For the next few hours, at least.
* * *
Vayne lay on his back in his bunk and stared at the dark ceiling of his quarters. Middle of the night and he was alone with his thoughts—not a good place to be.
It had been decided that he, Natali, Kayla, and Uncle Ghirhad would travel through the Tear, which opened underground on Ordoch near the main rebel base, to meet with Wetham and his lieutenants. Initially, Natali included Corinth in the party, wanting the full might of the Reinumon family represented. Kayla had refused this, and when Corinth argued, Kayla shot Natali so severe a look that their sister ordered him to stay on the Yari, ending the debate.
Vayne had also argued, but in the opposite direction. The Tear was a risk only an idiot would take. The thing twinkled like a long-distance star, its brilliance and size fluctuating with no discernible pattern. Cinni, the girl assigned to travel through the Tear with new parts for the ship—who had subsequently blasted her head off in a drug-fueled fit of depression and remorse—told him it hadn’t done that initially. And that it was getting worse. The Tear could close at any minute, taking them to Ordoch without a way back, or, more likely, disintegrating them.

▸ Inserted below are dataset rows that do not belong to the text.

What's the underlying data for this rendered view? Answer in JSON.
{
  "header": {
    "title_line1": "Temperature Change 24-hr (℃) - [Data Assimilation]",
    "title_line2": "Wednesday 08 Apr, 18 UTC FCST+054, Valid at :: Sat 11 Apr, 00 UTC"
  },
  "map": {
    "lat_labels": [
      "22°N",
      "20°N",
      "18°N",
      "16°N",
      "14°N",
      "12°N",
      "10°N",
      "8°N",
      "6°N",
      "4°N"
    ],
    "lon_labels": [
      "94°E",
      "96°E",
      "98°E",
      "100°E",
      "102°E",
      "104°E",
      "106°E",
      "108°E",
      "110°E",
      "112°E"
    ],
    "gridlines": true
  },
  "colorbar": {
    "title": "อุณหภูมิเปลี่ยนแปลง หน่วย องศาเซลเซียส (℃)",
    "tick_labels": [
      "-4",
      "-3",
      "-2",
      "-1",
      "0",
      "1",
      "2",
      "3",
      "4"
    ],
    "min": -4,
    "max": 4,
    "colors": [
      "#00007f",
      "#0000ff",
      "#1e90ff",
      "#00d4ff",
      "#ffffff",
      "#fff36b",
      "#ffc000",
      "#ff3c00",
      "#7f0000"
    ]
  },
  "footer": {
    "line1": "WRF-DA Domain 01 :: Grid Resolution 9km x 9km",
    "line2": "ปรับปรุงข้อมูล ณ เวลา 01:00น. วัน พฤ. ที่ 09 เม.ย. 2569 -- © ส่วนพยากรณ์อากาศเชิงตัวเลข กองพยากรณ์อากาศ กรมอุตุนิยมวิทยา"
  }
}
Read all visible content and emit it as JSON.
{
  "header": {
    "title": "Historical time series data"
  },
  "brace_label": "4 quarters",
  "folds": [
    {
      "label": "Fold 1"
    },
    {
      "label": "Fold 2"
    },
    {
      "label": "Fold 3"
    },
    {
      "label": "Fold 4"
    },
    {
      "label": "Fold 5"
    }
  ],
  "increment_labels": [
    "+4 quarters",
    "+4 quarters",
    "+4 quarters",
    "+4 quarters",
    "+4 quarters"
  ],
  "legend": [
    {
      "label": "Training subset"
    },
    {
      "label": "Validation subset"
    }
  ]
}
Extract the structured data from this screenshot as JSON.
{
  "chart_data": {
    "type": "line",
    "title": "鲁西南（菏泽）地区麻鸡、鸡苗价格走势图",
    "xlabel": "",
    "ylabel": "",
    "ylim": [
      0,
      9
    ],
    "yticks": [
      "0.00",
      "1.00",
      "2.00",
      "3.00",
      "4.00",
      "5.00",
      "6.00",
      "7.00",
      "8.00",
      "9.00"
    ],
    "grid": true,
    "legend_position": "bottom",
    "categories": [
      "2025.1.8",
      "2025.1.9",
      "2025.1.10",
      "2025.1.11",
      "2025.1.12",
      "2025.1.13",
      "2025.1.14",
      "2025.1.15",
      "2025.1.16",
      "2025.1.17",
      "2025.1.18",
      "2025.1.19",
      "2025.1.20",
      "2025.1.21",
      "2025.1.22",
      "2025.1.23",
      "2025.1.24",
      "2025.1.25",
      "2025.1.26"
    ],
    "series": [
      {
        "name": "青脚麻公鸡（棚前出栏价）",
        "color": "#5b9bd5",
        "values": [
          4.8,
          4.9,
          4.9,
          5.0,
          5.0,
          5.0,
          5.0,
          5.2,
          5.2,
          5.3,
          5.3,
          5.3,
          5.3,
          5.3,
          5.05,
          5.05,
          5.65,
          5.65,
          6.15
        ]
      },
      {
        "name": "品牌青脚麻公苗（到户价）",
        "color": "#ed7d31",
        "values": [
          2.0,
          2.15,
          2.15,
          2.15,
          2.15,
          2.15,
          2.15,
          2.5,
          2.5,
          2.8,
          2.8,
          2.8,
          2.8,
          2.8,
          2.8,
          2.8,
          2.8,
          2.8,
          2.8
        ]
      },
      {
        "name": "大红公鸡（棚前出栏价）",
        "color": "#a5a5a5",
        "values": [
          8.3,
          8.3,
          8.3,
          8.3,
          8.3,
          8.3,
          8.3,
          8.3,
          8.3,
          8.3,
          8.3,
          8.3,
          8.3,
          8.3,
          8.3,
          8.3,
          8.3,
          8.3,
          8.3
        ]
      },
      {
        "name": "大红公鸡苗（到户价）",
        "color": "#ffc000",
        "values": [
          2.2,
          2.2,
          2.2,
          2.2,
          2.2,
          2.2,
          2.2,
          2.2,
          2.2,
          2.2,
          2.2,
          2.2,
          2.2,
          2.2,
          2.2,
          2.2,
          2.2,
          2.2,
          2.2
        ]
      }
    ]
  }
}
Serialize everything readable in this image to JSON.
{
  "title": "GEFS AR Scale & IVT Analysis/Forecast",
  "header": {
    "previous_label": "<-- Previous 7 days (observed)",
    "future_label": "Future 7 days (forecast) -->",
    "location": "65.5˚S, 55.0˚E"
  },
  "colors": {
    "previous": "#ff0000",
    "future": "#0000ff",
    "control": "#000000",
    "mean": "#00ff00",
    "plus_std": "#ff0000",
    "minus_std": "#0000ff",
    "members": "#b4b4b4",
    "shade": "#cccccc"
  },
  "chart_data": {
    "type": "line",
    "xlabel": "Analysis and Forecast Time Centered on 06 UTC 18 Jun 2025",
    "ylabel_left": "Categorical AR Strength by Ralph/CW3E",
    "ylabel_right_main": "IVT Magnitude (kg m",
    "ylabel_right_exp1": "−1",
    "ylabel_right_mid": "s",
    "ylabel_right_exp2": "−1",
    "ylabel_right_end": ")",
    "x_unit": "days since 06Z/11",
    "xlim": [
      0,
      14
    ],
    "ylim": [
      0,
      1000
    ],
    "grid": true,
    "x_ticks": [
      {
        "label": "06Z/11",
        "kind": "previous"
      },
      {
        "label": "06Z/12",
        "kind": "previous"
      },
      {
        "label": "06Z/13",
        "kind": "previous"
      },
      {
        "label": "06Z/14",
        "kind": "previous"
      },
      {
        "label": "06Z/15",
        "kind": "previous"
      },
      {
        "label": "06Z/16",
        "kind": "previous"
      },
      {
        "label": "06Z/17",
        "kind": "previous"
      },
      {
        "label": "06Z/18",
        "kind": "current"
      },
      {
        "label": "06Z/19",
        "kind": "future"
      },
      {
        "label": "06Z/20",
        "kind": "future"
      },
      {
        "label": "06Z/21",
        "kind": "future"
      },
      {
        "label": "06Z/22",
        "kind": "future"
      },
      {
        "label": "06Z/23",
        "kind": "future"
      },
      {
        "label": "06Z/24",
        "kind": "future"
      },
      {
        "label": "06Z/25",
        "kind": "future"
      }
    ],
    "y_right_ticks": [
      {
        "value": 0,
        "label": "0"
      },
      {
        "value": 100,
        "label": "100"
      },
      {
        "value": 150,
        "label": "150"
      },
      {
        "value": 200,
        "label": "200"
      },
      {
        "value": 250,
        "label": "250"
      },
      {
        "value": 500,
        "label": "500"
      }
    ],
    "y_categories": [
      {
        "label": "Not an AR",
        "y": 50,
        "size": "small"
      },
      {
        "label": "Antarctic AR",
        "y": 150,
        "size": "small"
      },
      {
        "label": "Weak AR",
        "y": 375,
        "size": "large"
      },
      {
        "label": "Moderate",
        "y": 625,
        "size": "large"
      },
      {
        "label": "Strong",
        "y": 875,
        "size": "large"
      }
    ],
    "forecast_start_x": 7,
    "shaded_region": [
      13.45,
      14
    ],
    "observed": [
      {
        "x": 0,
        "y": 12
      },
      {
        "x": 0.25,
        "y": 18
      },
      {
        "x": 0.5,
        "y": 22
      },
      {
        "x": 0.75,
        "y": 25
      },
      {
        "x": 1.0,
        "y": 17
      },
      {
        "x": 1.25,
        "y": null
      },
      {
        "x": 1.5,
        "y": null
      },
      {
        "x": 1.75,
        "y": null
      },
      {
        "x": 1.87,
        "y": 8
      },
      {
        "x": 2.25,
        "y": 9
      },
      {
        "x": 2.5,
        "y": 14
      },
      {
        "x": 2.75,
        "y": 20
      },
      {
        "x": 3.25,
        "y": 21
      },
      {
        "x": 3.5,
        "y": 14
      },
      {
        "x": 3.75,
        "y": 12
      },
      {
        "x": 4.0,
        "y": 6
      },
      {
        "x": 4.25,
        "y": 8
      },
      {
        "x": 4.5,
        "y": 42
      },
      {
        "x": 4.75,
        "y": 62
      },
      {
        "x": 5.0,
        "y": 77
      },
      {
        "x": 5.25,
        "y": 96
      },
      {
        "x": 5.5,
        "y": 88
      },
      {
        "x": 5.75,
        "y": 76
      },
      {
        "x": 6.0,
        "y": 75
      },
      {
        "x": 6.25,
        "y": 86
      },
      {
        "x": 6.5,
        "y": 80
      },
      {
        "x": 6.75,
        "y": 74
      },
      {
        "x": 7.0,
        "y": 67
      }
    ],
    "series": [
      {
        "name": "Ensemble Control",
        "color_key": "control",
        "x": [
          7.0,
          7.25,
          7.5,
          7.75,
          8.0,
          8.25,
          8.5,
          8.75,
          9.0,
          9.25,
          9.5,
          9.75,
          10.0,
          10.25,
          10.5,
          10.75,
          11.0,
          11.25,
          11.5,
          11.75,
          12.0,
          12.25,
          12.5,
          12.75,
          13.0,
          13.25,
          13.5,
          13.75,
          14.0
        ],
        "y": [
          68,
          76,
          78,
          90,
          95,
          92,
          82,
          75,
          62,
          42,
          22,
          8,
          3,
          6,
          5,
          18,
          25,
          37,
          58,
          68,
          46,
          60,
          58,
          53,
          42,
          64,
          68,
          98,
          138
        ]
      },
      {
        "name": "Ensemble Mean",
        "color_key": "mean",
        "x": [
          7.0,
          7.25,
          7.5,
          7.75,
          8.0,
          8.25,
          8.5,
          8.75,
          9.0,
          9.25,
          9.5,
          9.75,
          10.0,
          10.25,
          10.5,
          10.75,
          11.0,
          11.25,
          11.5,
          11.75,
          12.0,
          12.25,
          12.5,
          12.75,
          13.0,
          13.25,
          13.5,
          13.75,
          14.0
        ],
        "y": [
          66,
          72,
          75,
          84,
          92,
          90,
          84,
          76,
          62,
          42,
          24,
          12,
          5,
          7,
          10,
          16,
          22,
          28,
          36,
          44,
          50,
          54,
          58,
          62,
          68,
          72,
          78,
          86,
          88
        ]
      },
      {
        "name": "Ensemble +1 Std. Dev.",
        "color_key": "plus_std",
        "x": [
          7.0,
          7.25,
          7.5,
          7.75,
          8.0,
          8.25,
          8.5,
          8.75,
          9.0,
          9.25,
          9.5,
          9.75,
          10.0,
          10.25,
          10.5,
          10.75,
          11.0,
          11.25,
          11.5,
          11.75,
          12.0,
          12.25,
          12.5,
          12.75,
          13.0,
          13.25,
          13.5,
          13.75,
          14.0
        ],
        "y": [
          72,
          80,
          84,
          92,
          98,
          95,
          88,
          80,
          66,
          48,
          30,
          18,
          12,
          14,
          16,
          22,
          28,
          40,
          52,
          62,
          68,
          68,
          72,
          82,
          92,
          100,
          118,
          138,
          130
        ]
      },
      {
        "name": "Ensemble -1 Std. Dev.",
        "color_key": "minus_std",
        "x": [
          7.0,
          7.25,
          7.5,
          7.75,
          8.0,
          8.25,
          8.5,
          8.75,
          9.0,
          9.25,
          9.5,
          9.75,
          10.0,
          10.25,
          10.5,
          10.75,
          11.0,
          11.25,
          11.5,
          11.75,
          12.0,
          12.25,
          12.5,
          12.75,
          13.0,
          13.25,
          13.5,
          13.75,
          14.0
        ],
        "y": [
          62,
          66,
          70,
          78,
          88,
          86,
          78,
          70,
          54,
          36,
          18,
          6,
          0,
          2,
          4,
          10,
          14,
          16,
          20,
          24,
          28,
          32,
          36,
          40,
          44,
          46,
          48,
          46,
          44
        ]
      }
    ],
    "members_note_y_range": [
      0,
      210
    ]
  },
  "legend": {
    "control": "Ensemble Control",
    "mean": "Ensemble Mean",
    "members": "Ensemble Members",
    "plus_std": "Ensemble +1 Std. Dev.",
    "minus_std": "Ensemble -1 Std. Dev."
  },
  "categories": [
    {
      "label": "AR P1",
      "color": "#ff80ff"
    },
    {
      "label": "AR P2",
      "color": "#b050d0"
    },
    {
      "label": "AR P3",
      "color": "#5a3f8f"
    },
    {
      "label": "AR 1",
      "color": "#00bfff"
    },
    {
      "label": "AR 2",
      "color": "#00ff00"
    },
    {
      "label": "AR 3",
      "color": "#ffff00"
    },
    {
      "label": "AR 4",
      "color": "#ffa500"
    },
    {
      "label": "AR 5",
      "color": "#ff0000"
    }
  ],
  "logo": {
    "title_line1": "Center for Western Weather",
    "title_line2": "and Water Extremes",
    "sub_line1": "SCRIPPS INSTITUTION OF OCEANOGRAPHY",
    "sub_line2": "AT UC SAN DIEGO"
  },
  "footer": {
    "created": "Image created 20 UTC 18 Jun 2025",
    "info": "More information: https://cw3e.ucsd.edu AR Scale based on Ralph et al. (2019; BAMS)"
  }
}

However, Natali had decided it was important for the Reinumon family to make a formal appearance on Ordoch, not only to reinforce their commitment to the rebellion, but to inspire the troops. And when Natali had looked directly at him, when she had said I need you to do this, every horrible act he had done to her under Dolan’s control rose up between them—every betrayal, every violation—and he could do nothing but agree.